Presuming an item is not counted if it is not complete, we can combine Log 1 and index2 like this.
(index=index1 "Received from client * for user * and request id: *" OR
(index=index2 "User * has total sent items count : *")
| rex "[uU]ser (?<user>\S+)"
| rex "items count : (?<itemCount>\d+)"
| stats sum(itemCount) as "Items count" by user
Adding to Rich’s answer this is a good resource. https://conf.splunk.com/files/2020/slides/TRU1761C.pdf
want to combine, log1 and log2 from index1 with index2?
Using the construct of @richgalloway's answer,
(index=index1 "Received from client * for user * and request id: *" OR "request id:* completed") OR
(index=index2 "User * has total sent items count : *")
| rex "request id:\s*(?<id>\w+)
| rex "from client (?<client>\S+)"
| rex "[uU]ser (?<user>\S+)"
| rex "items count : (?<itemCount>\d+)"
| stats sum(itemCount) as "Items count" values(source) as source by user id
| where source == "log2"
Note this uses a side effect of SPL's multivalue equality test and deduced source of "completed" status. You can reconstruct this to be more semantically explicit.
How is it making sure that the request id is completed. I cannot see computation on "request id"
As I said, it was a deduction. From your description, "request id:* completed" is only found in log2, "Received from client * for user * and request id: *" is only found in log1. Assuming log1, log2 are in source field, the search term
(index=index1 "Received from client * for user * and request id: *" OR "request id:* completed")
makes sure that if an event has source=="log2", it must contain "request id:* completed". Computation of "request id" or, in my code sample, "id", is computed via stats groupby. But the stats command in the previous post was incorrect. Group by id and group by user cannot be in a single stats.
The correct command should be
(index=index1 "Received from client * for user * and request id: *" OR "request id:* completed") OR
(index=index2 "User * has total sent items count : *")
| rex "request id:\s*(?<id>\w+)"
| rex "from client (?<client>\S+)"
| rex "[uU]ser (?<user>\S+)"
| rex "items count : (?<itemCount>\d+)"
| eventstats values(source) as source values(user) as user by id ``` operates on index=index1 source IN (log1, log2) ```
| where source == "log2" ``` only users who have at least one id that is in log2 will remain in index1 ```
| stats sum(itemCount) as "Items count" values(index) as index by user
| where isnotnull('Items count') AND index == "index1" ``` only users who have a remaining entry in index1, i.e., who have at least one id that is in log2, i.e., who have at least one "completed" record, AND who also have at least one 'Items count' ```
Similar to the deduction about log2, index == "index1" deduces that the user has at least one request id that is in log2, therefore must has at least one "completed" request id.

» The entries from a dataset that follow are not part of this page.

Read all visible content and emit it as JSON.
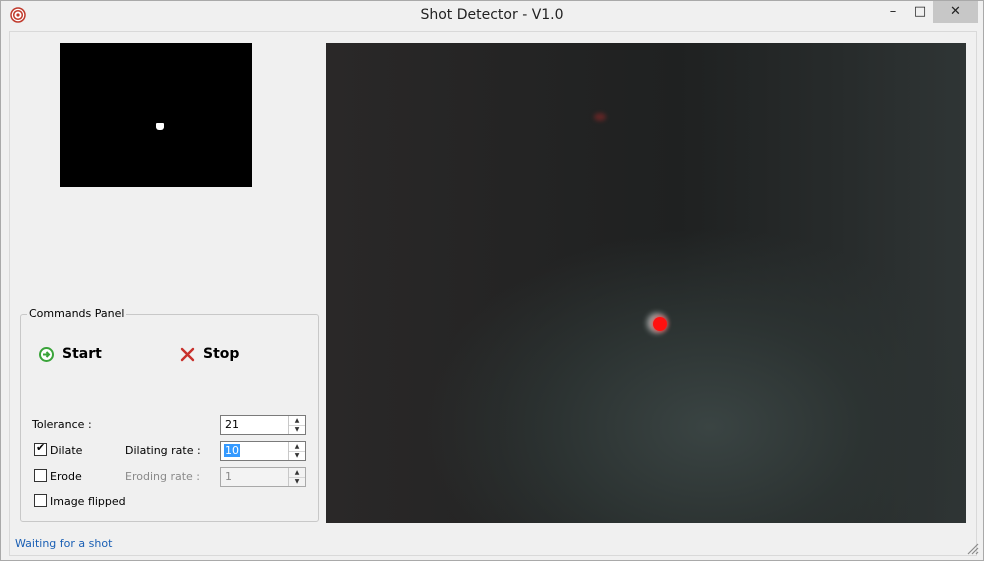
{
  "window": {
    "title": "Shot Detector - V1.0",
    "app_icon": "target-icon"
  },
  "titlebar_buttons": {
    "minimize": "–",
    "maximize": "□",
    "close": "✕"
  },
  "commands_panel": {
    "title": "Commands Panel",
    "start_label": "Start",
    "stop_label": "Stop",
    "tolerance_label": "Tolerance :",
    "tolerance_value": "21",
    "dilate_label": "Dilate",
    "dilate_checked": true,
    "dilating_rate_label": "Dilating rate :",
    "dilating_rate_value": "10",
    "erode_label": "Erode",
    "erode_checked": false,
    "eroding_rate_label": "Eroding rate :",
    "eroding_rate_value": "1",
    "image_flipped_label": "Image flipped",
    "image_flipped_checked": false
  },
  "status": {
    "text": "Waiting for a shot"
  },
  "colors": {
    "status_text": "#1a5fb4",
    "start_icon": "#3aa43a",
    "stop_icon": "#c8302b",
    "laser": "#ff1010"
  }
}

You need to make sure that you have the same field name for "user" between both indexes. Assuming that the "user field" in both indexes is called "user", and assuming that you have fields extracted which are called "client" and "count_field" and "requestID" then something like the following should work:
index=indexA "Received from client" OR ("request id:" "completed") | transaction startsWith="Received from client" endsWith="completed" requestID
| stats values(client) as client values(user) as user by requestID
| join type=outer user [| search index=indexB "has total sent items count" | stats sum(count_field) as count_total by user]
The thing to watch out for here is that the count that is returned from index2 will essentially be a sum of the count for the user. Because there is no "requestID" present in Index2. So the count_field that is seen in the index2 is not directly tied to the requestID that is seen in index1.